SELECT * FROM test WHERE id = '1' and day in ('2017-05-30', '2017-05-31') and
    expr(test_lucene, '{
        filter:[
            {type: "prefix", field: "name", value: "Tom"}
        ],
        sort:[{field:"ctime", reverse:true}]
    }') limit 10;

you'll get:

 id | day        | ctime                    | name
----+------------+--------------------------+------
  1 | 2017-05-30 | 2017-05-30 10:06:45+0000 | Tom5
  1 | 2017-05-30 | 2017-05-30 10:06:44+0000 | Tom4
  1 | 2017-05-30 | 2017-05-30 10:06:43+0000 | Tom3
  1 | 2017-05-30 | 2017-05-30 10:06:42+0000 | Tom2
  1 | 2017-05-30 | 2017-05-30 10:06:41+0000 | Tom1
  1 | 2017-05-31 | 2017-05-31 10:06:44+0000 | Tom9
  1 | 2017-05-31 | 2017-05-31 10:06:43+0000 | Tom8
  1 | 2017-05-31 | 2017-05-31 10:06:42+0000 | Tom7
  1 | 2017-05-31 | 2017-05-31 10:06:41+0000 | Tom6

And if you execute it reversed

select * from test where id = '1' and day in ('2017-05-30', '2017-05-31') and
    expr(test_lucene, '{
        filter:[
            {type: "prefix", field: "name", value: "Tom"}
        ],
        sort:[{field:"ctime", reverse:false}]
    }') limit 10;

you'll get:

 id | day        | ctime                    | name
----+------------+--------------------------+------
  1 | 2017-05-30 | 2017-05-30 10:06:41+0000 | Tom1
  1 | 2017-05-30 | 2017-05-30 10:06:42+0000 | Tom2
  1 | 2017-05-30 | 2017-05-30 10:06:43+0000 | Tom3
  1 | 2017-05-30 | 2017-05-30 10:06:44+0000 | Tom4
  1 | 2017-05-30 | 2017-05-30 10:06:45+0000 | Tom5
  1 | 2017-05-31 | 2017-05-31 10:06:41+0000 | Tom6
  1 | 2017-05-31 | 2017-05-31 10:06:42+0000 | Tom7
  1 | 2017-05-31 | 2017-05-31 10:06:43+0000 | Tom8
  1 | 2017-05-31 | 2017-05-31 10:06:44+0000 | Tom9

With this test we can realize that sorting is happening just inside each partition.

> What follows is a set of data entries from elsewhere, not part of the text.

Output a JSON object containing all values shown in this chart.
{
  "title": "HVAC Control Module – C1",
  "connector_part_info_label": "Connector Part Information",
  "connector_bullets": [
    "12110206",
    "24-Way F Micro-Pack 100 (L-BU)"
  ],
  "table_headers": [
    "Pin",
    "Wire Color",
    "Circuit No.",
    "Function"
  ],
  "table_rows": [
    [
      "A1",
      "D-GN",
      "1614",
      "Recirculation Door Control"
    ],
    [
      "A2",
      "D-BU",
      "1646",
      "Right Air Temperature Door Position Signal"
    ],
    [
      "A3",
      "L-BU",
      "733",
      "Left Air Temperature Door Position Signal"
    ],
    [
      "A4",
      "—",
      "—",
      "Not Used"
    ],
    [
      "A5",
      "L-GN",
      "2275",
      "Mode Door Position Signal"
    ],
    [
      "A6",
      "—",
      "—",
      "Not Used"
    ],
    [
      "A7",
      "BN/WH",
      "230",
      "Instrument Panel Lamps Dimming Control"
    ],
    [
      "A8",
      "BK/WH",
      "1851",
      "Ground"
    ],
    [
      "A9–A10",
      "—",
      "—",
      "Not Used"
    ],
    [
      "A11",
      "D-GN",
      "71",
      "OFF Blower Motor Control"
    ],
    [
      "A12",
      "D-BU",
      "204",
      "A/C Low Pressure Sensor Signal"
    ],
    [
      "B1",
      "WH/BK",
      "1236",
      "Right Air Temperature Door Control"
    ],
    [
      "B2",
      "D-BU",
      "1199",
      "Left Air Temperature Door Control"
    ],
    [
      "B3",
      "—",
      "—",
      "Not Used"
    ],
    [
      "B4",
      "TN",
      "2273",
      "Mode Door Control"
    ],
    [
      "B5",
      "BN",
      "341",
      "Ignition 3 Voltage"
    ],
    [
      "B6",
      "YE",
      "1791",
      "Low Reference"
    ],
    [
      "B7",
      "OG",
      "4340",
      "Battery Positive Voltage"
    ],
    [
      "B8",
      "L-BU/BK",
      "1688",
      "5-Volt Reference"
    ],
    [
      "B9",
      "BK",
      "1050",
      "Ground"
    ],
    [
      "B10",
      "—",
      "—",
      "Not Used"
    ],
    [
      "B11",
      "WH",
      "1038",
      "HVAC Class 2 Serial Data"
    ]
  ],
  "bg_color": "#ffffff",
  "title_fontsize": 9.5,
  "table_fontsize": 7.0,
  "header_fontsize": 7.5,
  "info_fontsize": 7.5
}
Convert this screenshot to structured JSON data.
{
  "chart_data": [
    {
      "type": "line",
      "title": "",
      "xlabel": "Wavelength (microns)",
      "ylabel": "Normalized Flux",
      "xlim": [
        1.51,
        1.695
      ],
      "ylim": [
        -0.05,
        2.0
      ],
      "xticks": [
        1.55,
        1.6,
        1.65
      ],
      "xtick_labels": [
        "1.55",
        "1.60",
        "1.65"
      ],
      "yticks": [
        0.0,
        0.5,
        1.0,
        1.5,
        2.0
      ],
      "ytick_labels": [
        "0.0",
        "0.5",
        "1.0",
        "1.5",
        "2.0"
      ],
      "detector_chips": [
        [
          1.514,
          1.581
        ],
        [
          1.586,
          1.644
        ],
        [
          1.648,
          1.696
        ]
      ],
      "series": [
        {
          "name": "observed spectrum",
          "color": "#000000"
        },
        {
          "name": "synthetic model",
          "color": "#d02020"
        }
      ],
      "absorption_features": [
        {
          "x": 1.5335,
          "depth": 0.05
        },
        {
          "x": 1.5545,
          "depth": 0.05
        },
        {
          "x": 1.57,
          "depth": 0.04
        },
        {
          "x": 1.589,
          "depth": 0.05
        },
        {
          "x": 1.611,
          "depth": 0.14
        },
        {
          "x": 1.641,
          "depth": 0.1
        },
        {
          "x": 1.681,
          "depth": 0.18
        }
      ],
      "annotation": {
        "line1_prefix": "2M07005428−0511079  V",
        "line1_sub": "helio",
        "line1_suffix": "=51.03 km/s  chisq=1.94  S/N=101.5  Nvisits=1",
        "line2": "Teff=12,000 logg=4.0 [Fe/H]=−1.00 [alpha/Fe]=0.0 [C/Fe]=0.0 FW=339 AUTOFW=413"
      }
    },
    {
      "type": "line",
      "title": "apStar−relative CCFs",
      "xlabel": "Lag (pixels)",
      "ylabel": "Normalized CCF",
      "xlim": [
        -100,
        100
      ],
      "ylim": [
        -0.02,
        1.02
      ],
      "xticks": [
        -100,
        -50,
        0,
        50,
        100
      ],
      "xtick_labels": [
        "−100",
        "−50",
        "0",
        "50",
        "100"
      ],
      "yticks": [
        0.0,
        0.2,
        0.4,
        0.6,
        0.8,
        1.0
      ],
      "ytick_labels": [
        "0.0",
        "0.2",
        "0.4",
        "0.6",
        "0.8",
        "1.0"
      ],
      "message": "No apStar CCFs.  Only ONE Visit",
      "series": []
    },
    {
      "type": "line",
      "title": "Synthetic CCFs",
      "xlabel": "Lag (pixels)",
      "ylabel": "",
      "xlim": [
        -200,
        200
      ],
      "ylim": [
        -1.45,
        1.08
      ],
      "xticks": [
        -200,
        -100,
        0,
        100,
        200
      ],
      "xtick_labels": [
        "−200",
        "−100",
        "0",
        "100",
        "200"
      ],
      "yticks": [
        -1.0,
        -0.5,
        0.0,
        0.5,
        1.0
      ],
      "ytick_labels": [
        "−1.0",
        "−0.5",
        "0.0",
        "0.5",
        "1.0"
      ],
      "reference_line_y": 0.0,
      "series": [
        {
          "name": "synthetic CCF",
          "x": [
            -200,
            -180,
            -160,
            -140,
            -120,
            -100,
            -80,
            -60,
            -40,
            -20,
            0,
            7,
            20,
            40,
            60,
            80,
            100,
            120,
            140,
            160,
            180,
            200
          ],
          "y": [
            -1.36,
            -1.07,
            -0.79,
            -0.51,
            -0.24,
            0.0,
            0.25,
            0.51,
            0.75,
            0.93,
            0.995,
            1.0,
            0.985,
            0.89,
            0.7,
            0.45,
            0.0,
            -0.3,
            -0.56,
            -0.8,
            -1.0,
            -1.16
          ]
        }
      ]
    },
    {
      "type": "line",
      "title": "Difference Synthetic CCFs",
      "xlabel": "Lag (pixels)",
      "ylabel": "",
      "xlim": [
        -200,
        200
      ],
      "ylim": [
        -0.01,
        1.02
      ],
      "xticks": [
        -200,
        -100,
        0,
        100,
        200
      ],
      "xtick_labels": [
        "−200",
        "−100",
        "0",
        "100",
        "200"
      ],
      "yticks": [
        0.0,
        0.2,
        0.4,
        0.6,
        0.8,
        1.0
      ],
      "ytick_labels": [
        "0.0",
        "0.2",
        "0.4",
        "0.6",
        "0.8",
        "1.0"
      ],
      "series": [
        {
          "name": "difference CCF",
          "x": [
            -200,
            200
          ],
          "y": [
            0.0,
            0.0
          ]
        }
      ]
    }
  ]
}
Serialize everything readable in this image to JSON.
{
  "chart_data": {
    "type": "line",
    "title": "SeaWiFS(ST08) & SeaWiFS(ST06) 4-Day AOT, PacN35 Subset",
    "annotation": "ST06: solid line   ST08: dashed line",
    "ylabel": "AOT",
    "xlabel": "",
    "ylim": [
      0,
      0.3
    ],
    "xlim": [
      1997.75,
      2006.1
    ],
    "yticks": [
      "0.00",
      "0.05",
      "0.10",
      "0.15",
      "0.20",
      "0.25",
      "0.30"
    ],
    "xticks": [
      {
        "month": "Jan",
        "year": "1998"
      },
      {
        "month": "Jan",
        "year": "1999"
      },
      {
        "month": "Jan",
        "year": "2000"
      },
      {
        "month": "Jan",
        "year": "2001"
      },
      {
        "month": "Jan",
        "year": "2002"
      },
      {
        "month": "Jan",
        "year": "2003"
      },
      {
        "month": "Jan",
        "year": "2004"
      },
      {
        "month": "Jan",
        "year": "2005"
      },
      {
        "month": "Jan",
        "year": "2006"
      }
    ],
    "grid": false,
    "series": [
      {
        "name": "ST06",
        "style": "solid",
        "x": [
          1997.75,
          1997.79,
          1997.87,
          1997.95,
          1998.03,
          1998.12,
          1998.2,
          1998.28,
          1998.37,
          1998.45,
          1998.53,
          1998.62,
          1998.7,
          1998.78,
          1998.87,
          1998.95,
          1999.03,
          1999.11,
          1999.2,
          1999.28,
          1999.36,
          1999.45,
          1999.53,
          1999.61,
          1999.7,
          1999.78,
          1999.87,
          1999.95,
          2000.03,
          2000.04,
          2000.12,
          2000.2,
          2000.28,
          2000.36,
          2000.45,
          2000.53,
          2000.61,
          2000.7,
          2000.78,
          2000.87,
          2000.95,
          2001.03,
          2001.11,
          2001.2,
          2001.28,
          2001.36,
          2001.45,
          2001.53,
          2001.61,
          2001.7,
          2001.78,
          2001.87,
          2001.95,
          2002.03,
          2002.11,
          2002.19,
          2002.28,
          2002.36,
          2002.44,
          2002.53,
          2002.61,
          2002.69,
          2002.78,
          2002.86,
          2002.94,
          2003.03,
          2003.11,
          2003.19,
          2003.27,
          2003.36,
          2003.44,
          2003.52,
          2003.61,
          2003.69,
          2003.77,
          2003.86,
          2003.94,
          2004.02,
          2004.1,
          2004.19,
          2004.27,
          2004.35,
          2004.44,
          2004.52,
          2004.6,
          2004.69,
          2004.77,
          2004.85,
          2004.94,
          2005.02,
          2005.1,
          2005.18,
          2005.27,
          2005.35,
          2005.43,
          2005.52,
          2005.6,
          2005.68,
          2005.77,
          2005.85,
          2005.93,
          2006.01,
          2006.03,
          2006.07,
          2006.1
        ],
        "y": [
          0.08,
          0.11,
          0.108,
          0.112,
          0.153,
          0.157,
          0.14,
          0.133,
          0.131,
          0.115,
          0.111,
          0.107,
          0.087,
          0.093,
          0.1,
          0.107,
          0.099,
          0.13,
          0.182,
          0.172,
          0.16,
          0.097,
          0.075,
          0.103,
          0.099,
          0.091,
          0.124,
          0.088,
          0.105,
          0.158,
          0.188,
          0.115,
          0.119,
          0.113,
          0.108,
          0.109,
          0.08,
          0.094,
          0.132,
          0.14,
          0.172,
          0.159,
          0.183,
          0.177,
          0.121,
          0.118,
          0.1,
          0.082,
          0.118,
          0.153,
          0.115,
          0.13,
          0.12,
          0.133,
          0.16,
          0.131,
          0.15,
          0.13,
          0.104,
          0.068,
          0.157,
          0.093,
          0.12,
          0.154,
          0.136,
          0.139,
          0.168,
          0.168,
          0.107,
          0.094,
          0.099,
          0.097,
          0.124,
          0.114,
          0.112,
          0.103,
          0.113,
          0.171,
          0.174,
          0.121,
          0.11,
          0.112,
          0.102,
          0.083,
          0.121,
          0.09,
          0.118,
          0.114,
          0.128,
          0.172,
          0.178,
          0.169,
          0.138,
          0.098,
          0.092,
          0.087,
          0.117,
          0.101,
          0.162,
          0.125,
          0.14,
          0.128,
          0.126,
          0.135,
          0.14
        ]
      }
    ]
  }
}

I think you can achieve what you want using 'ORDER BY ctime' but it is not posible to combine this with the limit clause:

SELECT * FROM test WHERE id = '1' AND day IN ('2017-05-30', '2017-05-31') 
AND expr(test_lucene, '{
        filter:[
            {type: "prefix", field: "name", value: "Tom"}
        ],
        sort:[{field:"ctime", reverse:false}]
    }') ORDER BY ctime ASC;

 id | day        | ctime                    | name
----+------------+--------------------------+------
  1 | 2017-05-30 | 2017-05-30 10:06:41+0000 | Tom1
  1 | 2017-05-30 | 2017-05-30 10:06:42+0000 | Tom2
  1 | 2017-05-30 | 2017-05-30 10:06:43+0000 | Tom3
  1 | 2017-05-30 | 2017-05-30 10:06:44+0000 | Tom4
  1 | 2017-05-30 | 2017-05-30 10:06:45+0000 | Tom5
  1 | 2017-05-31 | 2017-05-31 10:06:41+0000 | Tom6
  1 | 2017-05-31 | 2017-05-31 10:06:42+0000 | Tom7
  1 | 2017-05-31 | 2017-05-31 10:06:43+0000 | Tom8
  1 | 2017-05-31 | 2017-05-31 10:06:44+0000 | Tom9

OR

SELECT * FROM test WHERE id = '1' AND day IN ('2017-05-30', '2017-05-31') 
AND expr(test_lucene, '{
        filter:[
            {type: "prefix", field: "name", value: "Tom"}
        ],
        sort:[{field:"ctime", reverse:false}]
    }') ORDER BY ctime DESC;

 id | day        | ctime                    | name
----+------------+--------------------------+------
  1 | 2017-05-31 | 2017-05-31 10:06:44+0000 | Tom9
  1 | 2017-05-31 | 2017-05-31 10:06:43+0000 | Tom8
  1 | 2017-05-31 | 2017-05-31 10:06:42+0000 | Tom7
  1 | 2017-05-31 | 2017-05-31 10:06:41+0000 | Tom6
  1 | 2017-05-30 | 2017-05-30 10:06:45+0000 | Tom5
  1 | 2017-05-30 | 2017-05-30 10:06:44+0000 | Tom4
  1 | 2017-05-30 | 2017-05-30 10:06:43+0000 | Tom3
  1 | 2017-05-30 | 2017-05-30 10:06:42+0000 | Tom2
  1 | 2017-05-30 | 2017-05-30 10:06:41+0000 | Tom1

Hope this helps

evildecay commented 7 years ago

Hi @ealonsodb: Thank you for your analytical solution. It seems that cassandra itself is the mechanism of the decision.